Siefried Kracauer, Théorie du film (Flammarion)
REGARDER AU DEHORS
"Je crois maintenant que quelqu'un qui travaille dans le domaine de la création doit regarder au dehors, aller dans la rue, se confondre avec le reste du monde."
Michelangelo Antonioni
(cité par Suzanne Liandrat-Guigues dans Modernes flâneries du cinéma)
INTERIEUR / EXTERIEUR
"Si nous observons la rue à travers la fenêtre, ses bruits sont atténués, ses mouvements sont fantomatiques et la rue elle-même, à cause de la vitre transparente, paraît un être isolé palpitant dans un "au-delà". Mais que l'on ouvre la porte : nous sortons de l'isolement, nous participons de cet être, nous y devenons agissants et nous vivons sa pulsation par tous nos sens. L'alternance continue du timbre et de la cadence des sons nous enveloppe, les sons montent en tourbillon et subitement s'évanouissent.
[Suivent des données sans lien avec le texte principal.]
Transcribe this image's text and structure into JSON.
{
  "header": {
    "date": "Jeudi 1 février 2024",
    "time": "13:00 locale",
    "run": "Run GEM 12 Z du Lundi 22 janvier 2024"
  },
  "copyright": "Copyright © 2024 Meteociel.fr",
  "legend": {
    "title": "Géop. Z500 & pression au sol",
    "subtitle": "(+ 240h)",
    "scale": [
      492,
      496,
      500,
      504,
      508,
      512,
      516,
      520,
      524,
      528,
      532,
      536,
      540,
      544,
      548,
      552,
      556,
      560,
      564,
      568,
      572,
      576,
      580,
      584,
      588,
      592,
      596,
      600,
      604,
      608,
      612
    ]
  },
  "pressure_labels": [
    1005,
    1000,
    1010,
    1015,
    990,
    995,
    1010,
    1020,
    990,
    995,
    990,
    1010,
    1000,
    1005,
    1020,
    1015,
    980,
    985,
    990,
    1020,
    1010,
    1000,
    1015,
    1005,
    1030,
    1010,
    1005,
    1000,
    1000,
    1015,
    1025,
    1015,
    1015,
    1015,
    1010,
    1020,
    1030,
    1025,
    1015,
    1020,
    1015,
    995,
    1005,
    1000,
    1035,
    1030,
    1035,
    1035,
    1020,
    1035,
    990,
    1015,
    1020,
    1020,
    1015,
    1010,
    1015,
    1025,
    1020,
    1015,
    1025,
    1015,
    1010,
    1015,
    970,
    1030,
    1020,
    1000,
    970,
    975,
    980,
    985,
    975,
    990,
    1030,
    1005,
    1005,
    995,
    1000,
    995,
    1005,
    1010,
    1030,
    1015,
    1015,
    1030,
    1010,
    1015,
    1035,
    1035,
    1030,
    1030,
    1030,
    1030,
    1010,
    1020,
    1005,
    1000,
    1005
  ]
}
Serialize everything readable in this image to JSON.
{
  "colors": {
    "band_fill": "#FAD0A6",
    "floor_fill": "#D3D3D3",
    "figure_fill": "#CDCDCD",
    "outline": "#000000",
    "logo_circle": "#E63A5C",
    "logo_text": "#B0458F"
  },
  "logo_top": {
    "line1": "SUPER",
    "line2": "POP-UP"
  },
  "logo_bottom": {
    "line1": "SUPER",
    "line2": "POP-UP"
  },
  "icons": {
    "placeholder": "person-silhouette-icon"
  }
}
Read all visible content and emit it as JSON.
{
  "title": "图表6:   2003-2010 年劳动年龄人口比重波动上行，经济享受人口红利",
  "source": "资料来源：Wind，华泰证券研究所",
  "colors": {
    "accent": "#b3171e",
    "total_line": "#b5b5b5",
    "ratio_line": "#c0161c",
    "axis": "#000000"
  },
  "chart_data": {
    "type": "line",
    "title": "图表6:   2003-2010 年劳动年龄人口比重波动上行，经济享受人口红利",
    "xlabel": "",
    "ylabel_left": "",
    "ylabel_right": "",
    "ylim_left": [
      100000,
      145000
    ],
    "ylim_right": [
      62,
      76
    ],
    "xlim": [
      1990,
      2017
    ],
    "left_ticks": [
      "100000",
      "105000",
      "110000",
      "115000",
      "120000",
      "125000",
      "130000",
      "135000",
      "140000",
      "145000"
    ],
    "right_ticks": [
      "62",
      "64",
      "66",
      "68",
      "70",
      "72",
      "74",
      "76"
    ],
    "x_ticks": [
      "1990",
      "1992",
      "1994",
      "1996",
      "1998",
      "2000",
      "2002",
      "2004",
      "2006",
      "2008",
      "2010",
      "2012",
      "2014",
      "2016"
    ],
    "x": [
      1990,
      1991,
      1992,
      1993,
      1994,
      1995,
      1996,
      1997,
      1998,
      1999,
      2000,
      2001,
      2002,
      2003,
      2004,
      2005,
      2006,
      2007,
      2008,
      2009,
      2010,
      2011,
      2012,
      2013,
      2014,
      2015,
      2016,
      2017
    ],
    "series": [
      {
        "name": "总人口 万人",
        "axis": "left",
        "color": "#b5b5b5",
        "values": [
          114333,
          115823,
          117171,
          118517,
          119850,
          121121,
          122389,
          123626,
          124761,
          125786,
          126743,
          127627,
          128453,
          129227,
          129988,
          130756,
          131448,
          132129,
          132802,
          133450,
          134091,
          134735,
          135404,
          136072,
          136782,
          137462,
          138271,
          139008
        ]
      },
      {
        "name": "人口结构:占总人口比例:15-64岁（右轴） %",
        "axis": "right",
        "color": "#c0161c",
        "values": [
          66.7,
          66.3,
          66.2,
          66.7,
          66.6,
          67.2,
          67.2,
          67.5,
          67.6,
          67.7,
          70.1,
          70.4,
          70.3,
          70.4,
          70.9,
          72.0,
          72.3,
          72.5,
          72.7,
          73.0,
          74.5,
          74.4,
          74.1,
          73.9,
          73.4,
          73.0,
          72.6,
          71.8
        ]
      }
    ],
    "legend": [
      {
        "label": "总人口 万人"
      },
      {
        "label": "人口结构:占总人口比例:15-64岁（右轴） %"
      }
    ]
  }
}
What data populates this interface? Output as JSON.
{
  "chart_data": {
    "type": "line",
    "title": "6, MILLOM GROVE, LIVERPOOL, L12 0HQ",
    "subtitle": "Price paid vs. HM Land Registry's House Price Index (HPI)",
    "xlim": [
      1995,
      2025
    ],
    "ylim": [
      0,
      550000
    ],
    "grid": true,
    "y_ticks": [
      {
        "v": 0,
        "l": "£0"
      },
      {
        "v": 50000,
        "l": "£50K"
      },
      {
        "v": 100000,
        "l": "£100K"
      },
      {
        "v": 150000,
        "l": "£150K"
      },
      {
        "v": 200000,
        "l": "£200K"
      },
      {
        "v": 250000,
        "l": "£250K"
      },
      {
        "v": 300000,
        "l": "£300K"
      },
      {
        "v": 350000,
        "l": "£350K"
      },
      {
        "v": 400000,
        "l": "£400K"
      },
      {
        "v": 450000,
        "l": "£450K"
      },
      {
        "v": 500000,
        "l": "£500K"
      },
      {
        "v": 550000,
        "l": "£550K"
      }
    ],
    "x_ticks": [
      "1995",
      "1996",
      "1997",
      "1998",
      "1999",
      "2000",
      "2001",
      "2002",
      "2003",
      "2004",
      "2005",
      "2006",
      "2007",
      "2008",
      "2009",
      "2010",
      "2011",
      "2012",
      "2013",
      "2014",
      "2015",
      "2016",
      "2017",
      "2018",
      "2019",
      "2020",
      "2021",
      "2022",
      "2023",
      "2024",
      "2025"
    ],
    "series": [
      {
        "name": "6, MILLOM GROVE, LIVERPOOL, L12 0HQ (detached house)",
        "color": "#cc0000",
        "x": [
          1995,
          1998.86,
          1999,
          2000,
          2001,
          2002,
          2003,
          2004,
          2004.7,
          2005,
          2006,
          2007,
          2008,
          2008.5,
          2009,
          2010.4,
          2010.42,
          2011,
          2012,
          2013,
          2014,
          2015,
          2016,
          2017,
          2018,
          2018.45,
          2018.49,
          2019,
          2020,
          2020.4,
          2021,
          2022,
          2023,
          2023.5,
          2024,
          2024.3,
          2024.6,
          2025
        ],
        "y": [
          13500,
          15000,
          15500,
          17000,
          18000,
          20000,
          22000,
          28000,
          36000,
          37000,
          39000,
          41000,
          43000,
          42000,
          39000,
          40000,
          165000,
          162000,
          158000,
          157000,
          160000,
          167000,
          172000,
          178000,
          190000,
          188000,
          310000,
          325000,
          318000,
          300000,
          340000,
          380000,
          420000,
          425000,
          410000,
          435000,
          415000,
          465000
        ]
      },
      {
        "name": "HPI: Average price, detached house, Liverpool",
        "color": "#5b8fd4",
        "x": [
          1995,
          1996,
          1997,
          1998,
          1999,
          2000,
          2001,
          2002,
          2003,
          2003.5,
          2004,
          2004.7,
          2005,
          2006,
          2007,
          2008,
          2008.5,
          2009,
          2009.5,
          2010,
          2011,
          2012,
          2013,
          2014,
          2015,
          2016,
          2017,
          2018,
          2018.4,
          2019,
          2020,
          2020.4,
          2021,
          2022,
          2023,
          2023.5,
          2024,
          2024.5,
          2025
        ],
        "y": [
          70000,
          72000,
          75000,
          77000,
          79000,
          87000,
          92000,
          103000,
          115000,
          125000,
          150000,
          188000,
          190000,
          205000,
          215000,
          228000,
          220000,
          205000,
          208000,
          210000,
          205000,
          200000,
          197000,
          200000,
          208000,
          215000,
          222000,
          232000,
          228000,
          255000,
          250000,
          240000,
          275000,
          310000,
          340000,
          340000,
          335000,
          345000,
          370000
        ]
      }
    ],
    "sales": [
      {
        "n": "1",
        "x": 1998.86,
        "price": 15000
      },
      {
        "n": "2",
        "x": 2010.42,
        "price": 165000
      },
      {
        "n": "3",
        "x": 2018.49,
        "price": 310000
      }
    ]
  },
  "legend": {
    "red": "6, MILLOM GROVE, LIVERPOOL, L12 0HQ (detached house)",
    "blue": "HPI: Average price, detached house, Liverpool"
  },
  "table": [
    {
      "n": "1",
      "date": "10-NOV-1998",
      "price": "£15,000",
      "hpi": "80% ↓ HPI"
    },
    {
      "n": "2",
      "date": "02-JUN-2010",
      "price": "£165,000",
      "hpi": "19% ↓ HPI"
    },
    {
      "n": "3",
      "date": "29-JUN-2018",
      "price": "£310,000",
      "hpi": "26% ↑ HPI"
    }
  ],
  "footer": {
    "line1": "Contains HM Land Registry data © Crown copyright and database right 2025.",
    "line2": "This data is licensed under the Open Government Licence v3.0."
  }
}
De même, les mouvements nous enveloppent - jeu de lignes et de traits verticaux et horizontaux, penchés par le mouvement en directions différentes, jeu de taches colorées qui s'agglomèrent et se dispersent, d'une résonance parfois aiguë, parfois grave."
Wassily Kandinsky, Point et ligne sur plan
"Dans la rue pleine d'un soleil vague, il y a des maisons immobiles et des gens qui marchent, une tristesse pleine d'épouvante me glace.
Je pressens un événement de l'autre côté des façades et des mouvements"
Alvaro de Campos
"Janvier 1965. La nuit tombait vers 6 heures sur le carrefour de Boulevard d'Ornano et de la rue Championnet. Je n'étais rien, je me confondais avec le crépuscule, ces rues."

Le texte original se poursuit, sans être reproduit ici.